Attribution of Subtropical Versus Subpolar Atlantic Overturning Variability

David Philip Marshall, University of Oxford, Department of Earth Sciences, Oxford, United Kingdom, Yavor Kostov, University of Exeter, Exeter, United Kingdom and David Philip Marshall, University of Oxford, Oxford, United Kingdom
Abstract:
The Atlantic meridional overturning circulation (AMOC) is important for regional and global climate due to its key role in the uptake and redistribution of heat, carbon and other tracers. Establishing the causes of historical variability in the AMOC can help us understand how the circulation responds to natural and anthropogenic changes at the ocean surface.
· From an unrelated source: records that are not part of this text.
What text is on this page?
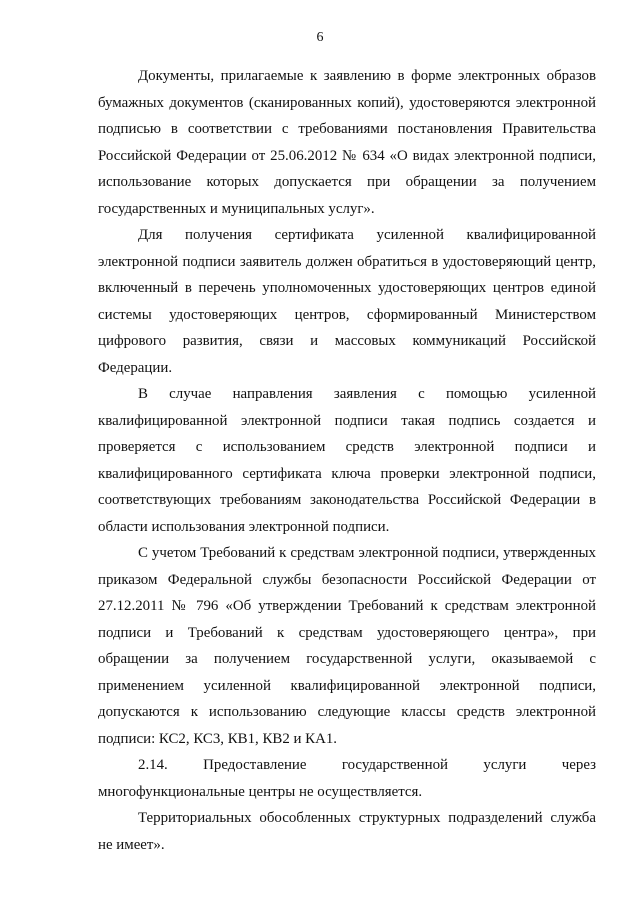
6
Документы, прилагаемые к заявлению в форме электронных образов
бумажных документов (сканированных копий), удостоверяются электронной
подписью в соответствии с требованиями постановления Правительства
Российской Федерации от 25.06.2012 № 634 «О видах электронной подписи,
использование которых допускается при обращении за получением
государственных и муниципальных услуг».
Для получения сертификата усиленной квалифицированной
электронной подписи заявитель должен обратиться в удостоверяющий центр,
включенный в перечень уполномоченных удостоверяющих центров единой
системы удостоверяющих центров, сформированный Министерством
цифрового развития, связи и массовых коммуникаций Российской
Федерации.
В случае направления заявления с помощью усиленной
квалифицированной электронной подписи такая подпись создается и
проверяется с использованием средств электронной подписи и
квалифицированного сертификата ключа проверки электронной подписи,
соответствующих требованиям законодательства Российской Федерации в
области использования электронной подписи.
С учетом Требований к средствам электронной подписи, утвержденных
приказом Федеральной службы безопасности Российской Федерации от
27.12.2011 № 796 «Об утверждении Требований к средствам электронной
подписи и Требований к средствам удостоверяющего центра», при
обращении за получением государственной услуги, оказываемой с
применением усиленной квалифицированной электронной подписи,
допускаются к использованию следующие классы средств электронной
подписи: КС2, КС3, КВ1, КВ2 и КА1.
2.14. Предоставление государственной услуги через
многофункциональные центры не осуществляется.
Территориальных обособленных структурных подразделений служба
не имеет».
However, attributing observed AMOC variability and inferring causal relationships is challenging because the AMOC is influenced by multiple factors which co-vary and whose impacts can persist for several years. Here we unambiguously attribute observed and modelled variability in the AMOC at the latitudes of two recent observational arrays to surface winds, temperatures and salinities. We use algorithmic differentiation of an ocean general circulation model that has been optimized using historical observations (the ECCO-v3 state estimate) to compute the time-dependent response of the AMOC at 26N and across the OSNAP East mooring array to a change in sea surface temperature, sea surface salinity and surface wind stress. We convolve these Green’s functions with best-estimates of 1992-2016 surface properties to reconstruct variability in the overturning circulation. We find that, on inter-annual timescales, AMOC variability at 26N is overwhelmingly dominated by a linear response to local wind stress. Surface density anomalies in the Arctic and subpolar gyre contribute to a longer term trend. Inter-annual AMOC variability across OSNAP East is, however, generated by both local surface density anomalies and remote wind stress, with non-linear processes also important, making it harder to reconstruct and predict. Our results provide powerful motivation for the continued observation of the overturning circulation in the subpolar North Atlantic.